The couple is suing. Their attorney says the insurance company is trying to dismiss the case, but the group Equality Florida is trying to use the allegations in this case as an example of why new anti-discrimination laws are needed in Florida.
Dr. Holly Hamilton said she had no idea being gay could keep her from collecting an insurance claim. In November, she talked about what she and her partner have been going though in trying to collect on a claim for damage done during the two tropical storms.
She said an adjuster hired by Florida Peninsula Insurance Company wanted nothing to do with them because they are a gay couple living together as life partners.
"I was astonished. I was absolutely astonished," Hamilton said in November. "I did not think that type of hatred could make someone do their job so poorly."

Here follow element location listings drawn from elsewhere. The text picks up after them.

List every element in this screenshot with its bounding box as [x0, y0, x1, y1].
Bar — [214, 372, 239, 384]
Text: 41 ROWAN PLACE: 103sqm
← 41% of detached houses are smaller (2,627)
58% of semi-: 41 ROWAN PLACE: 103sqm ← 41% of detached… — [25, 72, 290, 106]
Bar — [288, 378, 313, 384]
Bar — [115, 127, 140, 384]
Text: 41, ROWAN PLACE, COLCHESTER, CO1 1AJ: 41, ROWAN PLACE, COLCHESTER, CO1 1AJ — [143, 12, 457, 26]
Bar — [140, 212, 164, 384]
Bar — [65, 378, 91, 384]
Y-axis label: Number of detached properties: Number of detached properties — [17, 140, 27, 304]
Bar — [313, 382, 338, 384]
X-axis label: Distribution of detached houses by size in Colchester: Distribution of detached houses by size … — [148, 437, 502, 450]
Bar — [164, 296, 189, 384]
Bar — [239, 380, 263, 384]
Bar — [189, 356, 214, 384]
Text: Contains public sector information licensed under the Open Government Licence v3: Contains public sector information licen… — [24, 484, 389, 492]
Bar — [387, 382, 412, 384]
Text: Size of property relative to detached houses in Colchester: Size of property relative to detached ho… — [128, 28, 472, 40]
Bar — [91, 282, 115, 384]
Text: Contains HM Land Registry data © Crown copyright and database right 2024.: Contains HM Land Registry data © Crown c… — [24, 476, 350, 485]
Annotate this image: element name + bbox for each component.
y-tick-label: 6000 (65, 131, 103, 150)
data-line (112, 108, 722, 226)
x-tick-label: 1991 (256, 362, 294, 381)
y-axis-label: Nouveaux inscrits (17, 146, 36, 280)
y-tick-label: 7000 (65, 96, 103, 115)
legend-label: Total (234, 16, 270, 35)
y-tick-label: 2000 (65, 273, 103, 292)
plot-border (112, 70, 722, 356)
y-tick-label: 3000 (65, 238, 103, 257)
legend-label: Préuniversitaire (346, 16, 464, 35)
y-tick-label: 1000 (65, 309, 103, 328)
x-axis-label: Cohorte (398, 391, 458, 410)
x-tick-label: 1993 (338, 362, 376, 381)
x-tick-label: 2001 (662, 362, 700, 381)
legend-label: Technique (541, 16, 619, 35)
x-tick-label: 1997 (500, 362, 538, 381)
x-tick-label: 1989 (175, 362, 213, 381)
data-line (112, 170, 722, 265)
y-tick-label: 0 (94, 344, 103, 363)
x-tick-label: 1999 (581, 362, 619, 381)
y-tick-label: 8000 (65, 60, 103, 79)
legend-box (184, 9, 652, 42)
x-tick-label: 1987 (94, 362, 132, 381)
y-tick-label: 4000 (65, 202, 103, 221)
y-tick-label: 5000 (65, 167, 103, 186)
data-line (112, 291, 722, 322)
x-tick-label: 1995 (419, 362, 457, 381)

Hamilton is still trying to collect thousands in insurance claims, and filed a suit claiming breach of contract, bad faith and infliction of emotional distress.
Equality Florida is weighing in on the case. It's one of the state's largest civil rights organizations dedicated to securing gay rights. It's based in Tallahassee and has been around about 16 years. It released a statement that reads, "Discrimination has no place in our state, especially when it comes to putting lives back together after natural disasters."
The group goes on to say as more and more companies adopt policies banning anti-gay discrimination, Florida law fails to provide statewide protection.
Equality Florida says it is working with state lawmakers to introduce legislation this session that would ban practices like this from happening.
The couple's attorney, Jeffrey Greyber, says this action by Equality Florida is important.
"I don't think there is any place for sexual orientation discrimination, or any discrimination for that matter, especially in what is suppose to be professional settings as insurance claims adjustment and investigations," Greyber said.
Florida Peninsula Insurance Company denies the allegations of bias. It issued this statement: "We concur, discrimination has no place in our state or society. Florida Peninsula's number one goal is to treat all customers fairly and honestly, and we do. Unfortunately, Ms. Hamilton's attorneys are trying to make an insurance claim dispute over the amount required to repair her home into something that is simply not true."
Florida Peninsula has asked the court to dismiss all allegations unrelated to the property insurance claim.
Hamilton and her partner are still waiting for their day in court, and are still waiting for their home to be repaired.
"I really felt like people have differences, but this is my home, this is where I live, and I did not ask for this," Hamilton said.
The insurance company is still trying to dismiss the case, but no court date has been set yet on the motion to dismiss.